Titre :Par ce que c'estoit luy, par ce que c'estoit moy
Petite note : Ecrit dans le cadre de l'opération écrire pour aider.
Fandom : Master and Commander (le film est super, mais si vous n'avez pas lu les livres, je vous conseille de vous précipiter).
Sponsor : Dekado, qui s'intéresse à « l'amitié des deux hommes qui jouent de la musique ensemble (du Bach de préférence). »
Rating :K
Disclaimer : Patrick O'Brian est l'auteur incontesté des la série de livres contant les aventures de Jack Aubrey..
Nombre de mots : 961
Note : Ma plus grande expérience maritime se résumant à la traversée jusqu'aux îles anglo-normandes, ne m'en veuillez pas d'éventuelles, et probables, erreurs de vocabulaire.

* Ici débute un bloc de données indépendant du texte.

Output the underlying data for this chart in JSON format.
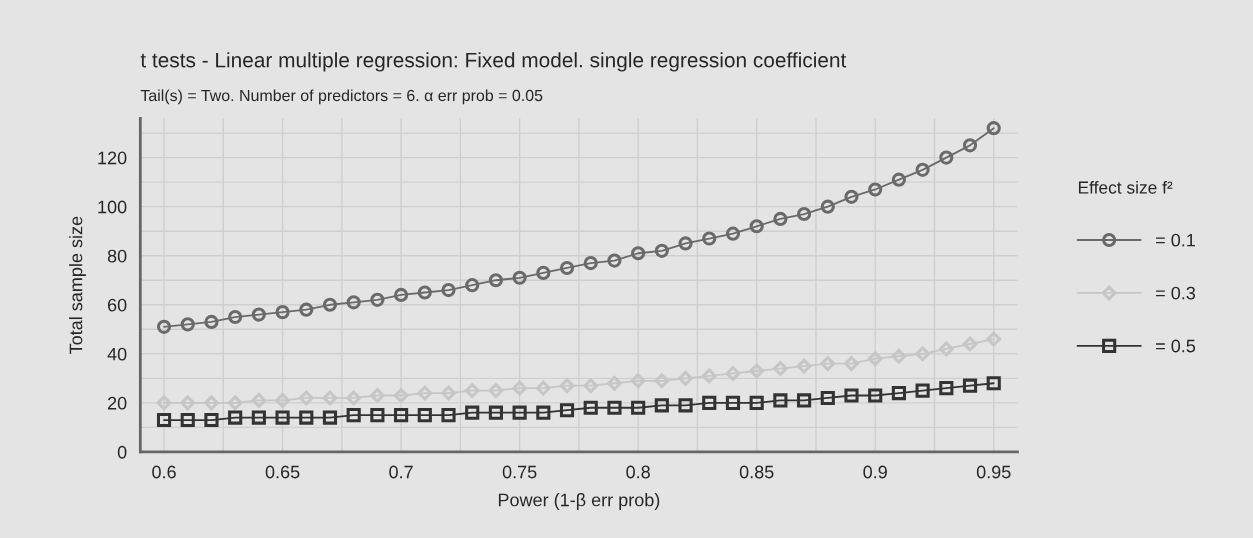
{
  "chart_data": {
    "type": "line",
    "title": "t tests - Linear multiple regression: Fixed model. single regression coefficient",
    "subtitle": "Tail(s) = Two. Number of predictors = 6. α err prob = 0.05",
    "xlabel": "Power (1-β err prob)",
    "ylabel": "Total sample size",
    "legend_title": "Effect size f²",
    "x": [
      0.6,
      0.61,
      0.62,
      0.63,
      0.64,
      0.65,
      0.66,
      0.67,
      0.68,
      0.69,
      0.7,
      0.71,
      0.72,
      0.73,
      0.74,
      0.75,
      0.76,
      0.77,
      0.78,
      0.79,
      0.8,
      0.81,
      0.82,
      0.83,
      0.84,
      0.85,
      0.86,
      0.87,
      0.88,
      0.89,
      0.9,
      0.91,
      0.92,
      0.93,
      0.94,
      0.95
    ],
    "series": [
      {
        "name": "= 0.1",
        "color": "#6a6a6a",
        "marker": "circle",
        "values": [
          51,
          52,
          53,
          55,
          56,
          57,
          58,
          60,
          61,
          62,
          64,
          65,
          66,
          68,
          70,
          71,
          73,
          75,
          77,
          78,
          81,
          82,
          85,
          87,
          89,
          92,
          95,
          97,
          100,
          104,
          107,
          111,
          115,
          120,
          125,
          132
        ]
      },
      {
        "name": "= 0.3",
        "color": "#c6c6c6",
        "marker": "diamond",
        "values": [
          20,
          20,
          20,
          20,
          21,
          21,
          22,
          22,
          22,
          23,
          23,
          24,
          24,
          25,
          25,
          26,
          26,
          27,
          27,
          28,
          29,
          29,
          30,
          31,
          32,
          33,
          34,
          35,
          36,
          36,
          38,
          39,
          40,
          42,
          44,
          46
        ]
      },
      {
        "name": "= 0.5",
        "color": "#333333",
        "marker": "square",
        "values": [
          13,
          13,
          13,
          14,
          14,
          14,
          14,
          14,
          15,
          15,
          15,
          15,
          15,
          16,
          16,
          16,
          16,
          17,
          18,
          18,
          18,
          19,
          19,
          20,
          20,
          20,
          21,
          21,
          22,
          23,
          23,
          24,
          25,
          26,
          27,
          28
        ]
      }
    ],
    "xlim": [
      0.59,
      0.96
    ],
    "xticks": [
      0.6,
      {
        "value": 0.625,
        "label": null
      },
      0.65,
      {
        "value": 0.675,
        "label": null
      },
      0.7,
      {
        "value": 0.725,
        "label": null
      },
      0.75,
      {
        "value": 0.775,
        "label": null
      },
      0.8,
      {
        "value": 0.825,
        "label": null
      },
      0.85,
      {
        "value": 0.875,
        "label": null
      },
      0.9,
      {
        "value": 0.925,
        "label": null
      },
      0.95
    ],
    "ylim": [
      0,
      136
    ],
    "yticks": [
      0,
      {
        "value": 10,
        "label": null
      },
      20,
      {
        "value": 30,
        "label": null
      },
      40,
      {
        "value": 50,
        "label": null
      },
      60,
      {
        "value": 70,
        "label": null
      },
      80,
      {
        "value": 90,
        "label": null
      },
      100,
      {
        "value": 110,
        "label": null
      },
      120,
      {
        "value": 130,
        "label": null
      }
    ],
    "grid": true,
    "legend": "right",
    "line_style": "solid"
  }
}
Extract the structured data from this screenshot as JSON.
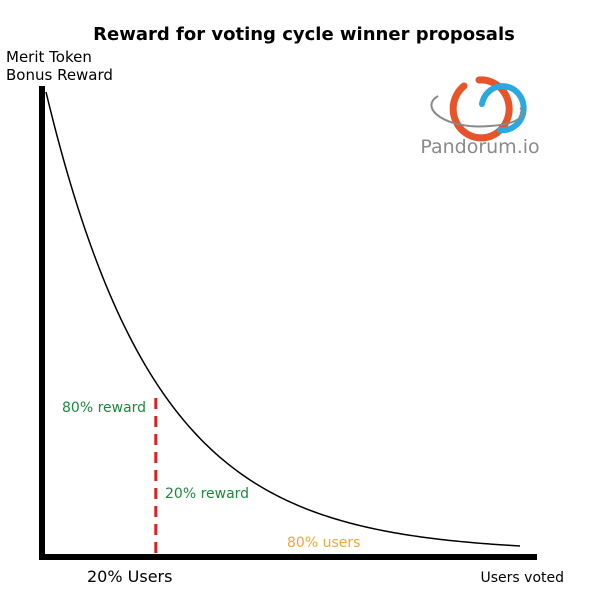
{
  "chart_data": {
    "type": "line",
    "title": "Reward for voting cycle winner proposals",
    "ylabel_lines": [
      "Merit Token",
      "Bonus Reward"
    ],
    "x_label_left": "20% Users",
    "x_label_right": "Users voted",
    "grid": false,
    "legend": "none",
    "series": [
      {
        "curve": "exponential-decay",
        "decay": 4.3,
        "color": "#000000"
      }
    ],
    "split": {
      "x_fraction": 0.2,
      "color": "#e02020",
      "style": "dashed"
    },
    "annotations": [
      {
        "text": "80% reward",
        "color": "#1a8a3a"
      },
      {
        "text": "20% reward",
        "color": "#1a8a3a"
      },
      {
        "text": "80% users",
        "color": "#f0a830"
      }
    ]
  },
  "logo": {
    "text": "Pandorum.io",
    "colors": {
      "orange": "#e8542a",
      "blue": "#2aa8e0",
      "gray": "#8a8a8a"
    }
  }
}
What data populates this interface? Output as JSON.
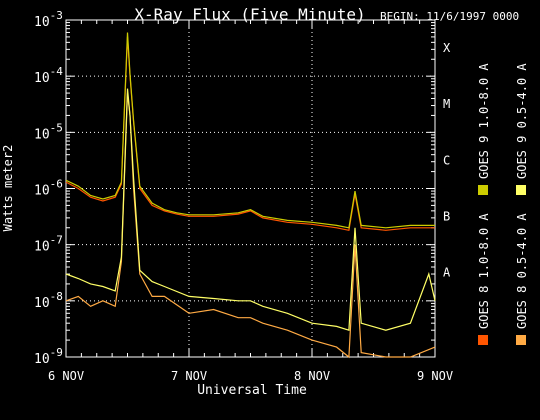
{
  "chart_data": {
    "type": "line",
    "title": "X-Ray Flux (Five Minute)",
    "begin_label": "BEGIN: 11/6/1997 0000",
    "xlabel": "Universal Time",
    "ylabel": "Watts meter2",
    "y_scale": "log",
    "ylim": [
      1e-09,
      0.001
    ],
    "xlim_days": [
      6,
      9
    ],
    "x_ticks": [
      "6 NOV",
      "7 NOV",
      "8 NOV",
      "9 NOV"
    ],
    "y_ticks": [
      {
        "base": "10",
        "exp": "-3"
      },
      {
        "base": "10",
        "exp": "-4"
      },
      {
        "base": "10",
        "exp": "-5"
      },
      {
        "base": "10",
        "exp": "-6"
      },
      {
        "base": "10",
        "exp": "-7"
      },
      {
        "base": "10",
        "exp": "-8"
      },
      {
        "base": "10",
        "exp": "-9"
      }
    ],
    "flare_classes": [
      {
        "label": "X",
        "value": 0.0001
      },
      {
        "label": "M",
        "value": 1e-05
      },
      {
        "label": "C",
        "value": 1e-06
      },
      {
        "label": "B",
        "value": 1e-07
      },
      {
        "label": "A",
        "value": 1e-08
      }
    ],
    "grid": true,
    "legend_position": "right",
    "legend_column1": [
      {
        "name": "GOES 8 1.0-8.0 A",
        "color": "#ff5500"
      },
      {
        "name": "GOES 9 1.0-8.0 A",
        "color": "#cccc00"
      }
    ],
    "legend_column2": [
      {
        "name": "GOES 8 0.5-4.0 A",
        "color": "#ffaa44"
      },
      {
        "name": "GOES 9 0.5-4.0 A",
        "color": "#ffff66"
      }
    ],
    "series": [
      {
        "name": "GOES 8 1.0-8.0 A",
        "color": "#ff5500",
        "x": [
          6.0,
          6.1,
          6.2,
          6.3,
          6.4,
          6.45,
          6.5,
          6.52,
          6.55,
          6.6,
          6.7,
          6.8,
          6.9,
          7.0,
          7.2,
          7.4,
          7.5,
          7.6,
          7.8,
          8.0,
          8.2,
          8.3,
          8.35,
          8.4,
          8.6,
          8.8,
          9.0
        ],
        "y": [
          1.3e-06,
          1e-06,
          7e-07,
          6e-07,
          7e-07,
          1.2e-06,
          0.0005,
          0.0001,
          1.5e-05,
          1e-06,
          5e-07,
          4e-07,
          3.5e-07,
          3.2e-07,
          3.2e-07,
          3.5e-07,
          4e-07,
          3e-07,
          2.5e-07,
          2.3e-07,
          2e-07,
          1.8e-07,
          8e-07,
          2e-07,
          1.8e-07,
          2e-07,
          2e-07
        ]
      },
      {
        "name": "GOES 8 0.5-4.0 A",
        "color": "#ffaa44",
        "x": [
          6.0,
          6.1,
          6.2,
          6.3,
          6.4,
          6.45,
          6.5,
          6.52,
          6.55,
          6.6,
          6.7,
          6.8,
          7.0,
          7.2,
          7.4,
          7.5,
          7.6,
          7.8,
          8.0,
          8.2,
          8.3,
          8.35,
          8.4,
          8.6,
          8.8,
          9.0
        ],
        "y": [
          1e-08,
          1.2e-08,
          8e-09,
          1e-08,
          8e-09,
          5e-08,
          5e-05,
          2e-05,
          1e-06,
          3e-08,
          1.2e-08,
          1.2e-08,
          6e-09,
          7e-09,
          5e-09,
          5e-09,
          4e-09,
          3e-09,
          2e-09,
          1.5e-09,
          1e-09,
          1e-07,
          1.2e-09,
          1e-09,
          1e-09,
          1.5e-09
        ]
      },
      {
        "name": "GOES 9 1.0-8.0 A",
        "color": "#cccc00",
        "x": [
          6.0,
          6.1,
          6.2,
          6.3,
          6.4,
          6.45,
          6.5,
          6.52,
          6.55,
          6.6,
          6.7,
          6.8,
          6.9,
          7.0,
          7.2,
          7.4,
          7.5,
          7.6,
          7.8,
          8.0,
          8.2,
          8.3,
          8.35,
          8.4,
          8.6,
          8.8,
          9.0
        ],
        "y": [
          1.4e-06,
          1.1e-06,
          7.5e-07,
          6.5e-07,
          7.5e-07,
          1.3e-06,
          0.0006,
          0.00011,
          1.6e-05,
          1.1e-06,
          5.5e-07,
          4.2e-07,
          3.7e-07,
          3.4e-07,
          3.4e-07,
          3.7e-07,
          4.2e-07,
          3.2e-07,
          2.7e-07,
          2.5e-07,
          2.2e-07,
          2e-07,
          9e-07,
          2.2e-07,
          2e-07,
          2.2e-07,
          2.2e-07
        ]
      },
      {
        "name": "GOES 9 0.5-4.0 A",
        "color": "#ffff66",
        "x": [
          6.0,
          6.1,
          6.2,
          6.3,
          6.4,
          6.45,
          6.5,
          6.52,
          6.55,
          6.6,
          6.7,
          6.8,
          7.0,
          7.2,
          7.4,
          7.5,
          7.6,
          7.8,
          8.0,
          8.2,
          8.3,
          8.35,
          8.4,
          8.6,
          8.8,
          8.95,
          9.0
        ],
        "y": [
          3e-08,
          2.5e-08,
          2e-08,
          1.8e-08,
          1.5e-08,
          6e-08,
          6e-05,
          2e-05,
          1.5e-06,
          3.5e-08,
          2.2e-08,
          1.8e-08,
          1.2e-08,
          1.1e-08,
          1e-08,
          1e-08,
          8e-09,
          6e-09,
          4e-09,
          3.5e-09,
          3e-09,
          2e-07,
          4e-09,
          3e-09,
          4e-09,
          3e-08,
          1e-08
        ]
      }
    ]
  }
}
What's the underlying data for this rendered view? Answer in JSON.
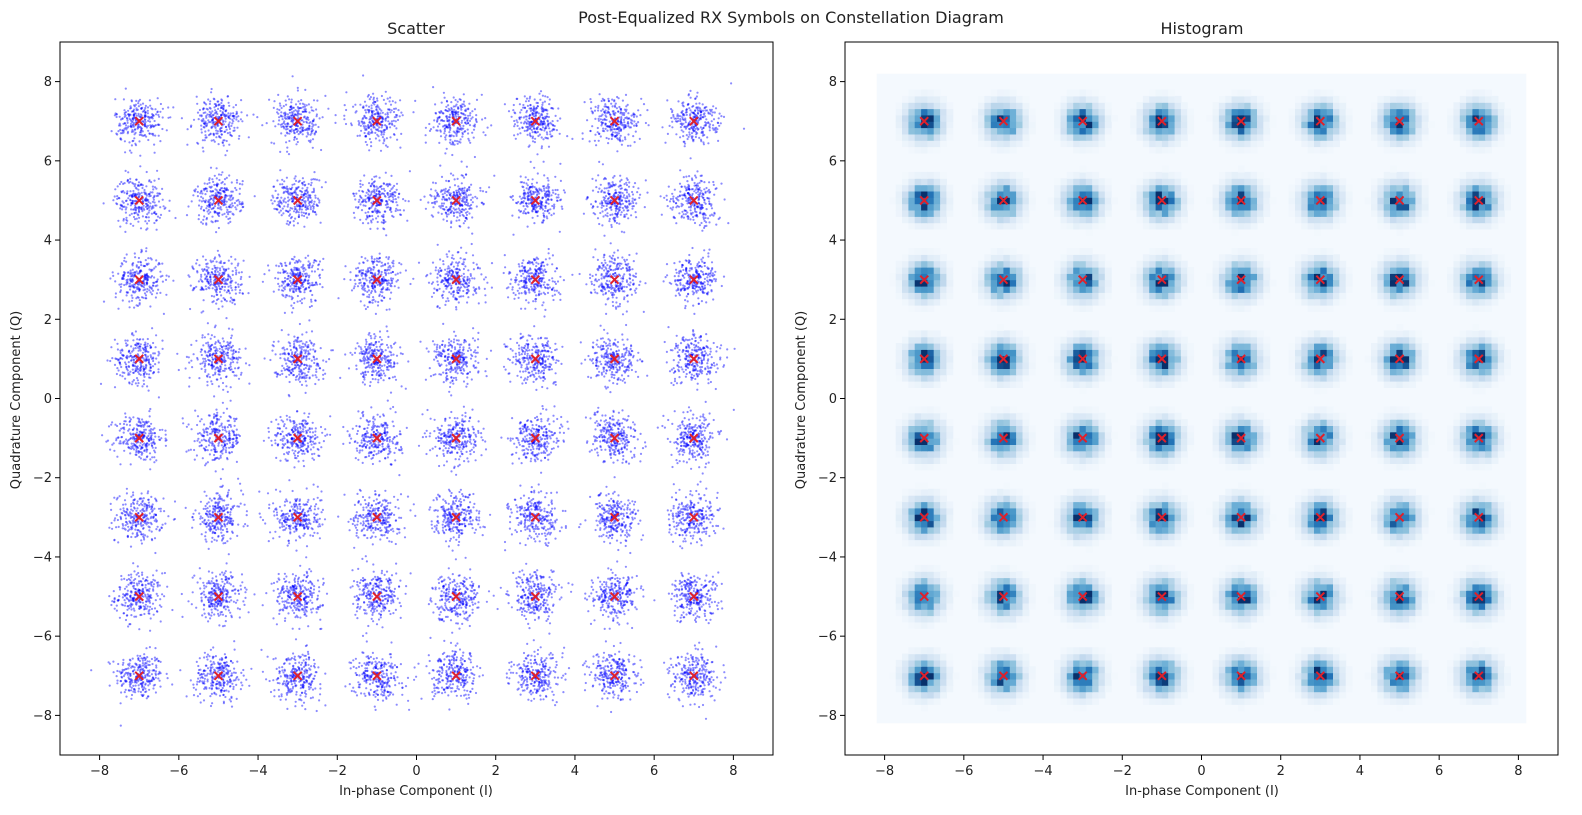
{
  "figure": {
    "title": "Post-Equalized RX Symbols on Constellation Diagram"
  },
  "chart_data": [
    {
      "type": "scatter",
      "title": "Scatter",
      "xlabel": "In-phase Component (I)",
      "ylabel": "Quadrature Component (Q)",
      "xlim": [
        -9,
        9
      ],
      "ylim": [
        -9,
        9
      ],
      "xticks": [
        -8,
        -6,
        -4,
        -2,
        0,
        2,
        4,
        6,
        8
      ],
      "yticks": [
        -8,
        -6,
        -4,
        -2,
        0,
        2,
        4,
        6,
        8
      ],
      "grid": false,
      "constellation": {
        "i_levels": [
          -7,
          -5,
          -3,
          -1,
          1,
          3,
          5,
          7
        ],
        "q_levels": [
          -7,
          -5,
          -3,
          -1,
          1,
          3,
          5,
          7
        ],
        "marker": "x",
        "marker_color": "#e0202a"
      },
      "series": [
        {
          "kind": "received-symbols",
          "color": "#0000ff",
          "opacity": 0.45,
          "noise_std": 0.3,
          "points_per_symbol": 260
        }
      ]
    },
    {
      "type": "heatmap",
      "title": "Histogram",
      "xlabel": "In-phase Component (I)",
      "ylabel": "Quadrature Component (Q)",
      "xlim": [
        -9,
        9
      ],
      "ylim": [
        -9,
        9
      ],
      "xticks": [
        -8,
        -6,
        -4,
        -2,
        0,
        2,
        4,
        6,
        8
      ],
      "yticks": [
        -8,
        -6,
        -4,
        -2,
        0,
        2,
        4,
        6,
        8
      ],
      "grid": false,
      "extent": [
        -8.2,
        8.2,
        -8.2,
        8.2
      ],
      "colormap": "Blues",
      "constellation": {
        "i_levels": [
          -7,
          -5,
          -3,
          -1,
          1,
          3,
          5,
          7
        ],
        "q_levels": [
          -7,
          -5,
          -3,
          -1,
          1,
          3,
          5,
          7
        ],
        "marker": "x",
        "marker_color": "#e0202a"
      }
    }
  ]
}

Toute correction sera la bienvenue. Etant donné le sujet, j'ai essayé de ne pas verser dans le sarcasme pour une fois, à vous de me dire ce que cela vaut !
Par ce que c'estoit luy, par ce que c'estoit moy
Quelque part en Mer de Chine, la Surprise oscillait doucement sous le vent, semblant marquer le rythme de la musique qui s'échappait des doigts de son Capitaine. Stephen entra dans la chambre à sa manière habituelle, c'est-à-dire qu'il se serait sans doute ouvert le crâne s'il n'avait pas été rattrapé in extremis par la main ferme de Killick.
Après s'être assuré que sa charge ne se tuerait pas dans les minutes qui suivraient comme le vulgaire marin d'eau douce qu'il restait malgré les années passées à bord, le valet prit la fuite devant le violon de Jack Aubrey. Il ne comprendrait jamais le goût des deux hommes pour le crincrin, insipide selon lui face à la musique qu'on tirait d'une cornemuse.
Le jour où il s'était ouvert de cette pensée à Boden, celui-ci lui avait fait remarquer que le Capitaine et le Docteur étaient des monsieurs, pas des chiens galeux comme lui et qu'un gentleman était un homme qui 'savait jouer de la cornemuse mais qui n'en jouait pas'. Killick ne comprenait rien à ce proverbe. Pourquoi le gentleman en question aurait-il apprit à en jouer s'il n'aimait pas cela ?
Stephen resta donc seul à observer son ami qui jouait les yeux fermés la deuxième des partitas pour violon solo de Bach. L'exécution était fort honorable et pleine de sentiments, bien qu'elle manquât d'une certaine fluidité, surtout dans le cinquième mouvement.
Lorsque Jack reposa son violon en lui souriant, il fallut à Stephen faire un effort sur lui-même pour sortir de la transe où l'avait plongé l'harmonie. La dualité de l'espèce humaine ne cessait de fasciner l'espion du gouvernement anglais.
Aubrey avait un humour à peu près aussi fin qu'une salve de ses chères pièces d'artillerie et pouvait pourtant exécuter des pièces musicales avec tant de sentiments, dans ces bons jours, qu'il aurait pu tirer des larmes à toute âme un tant soit peu sensible malgré ses mains couturés et pleines de cornes par l'action des années, des cordages et des armes.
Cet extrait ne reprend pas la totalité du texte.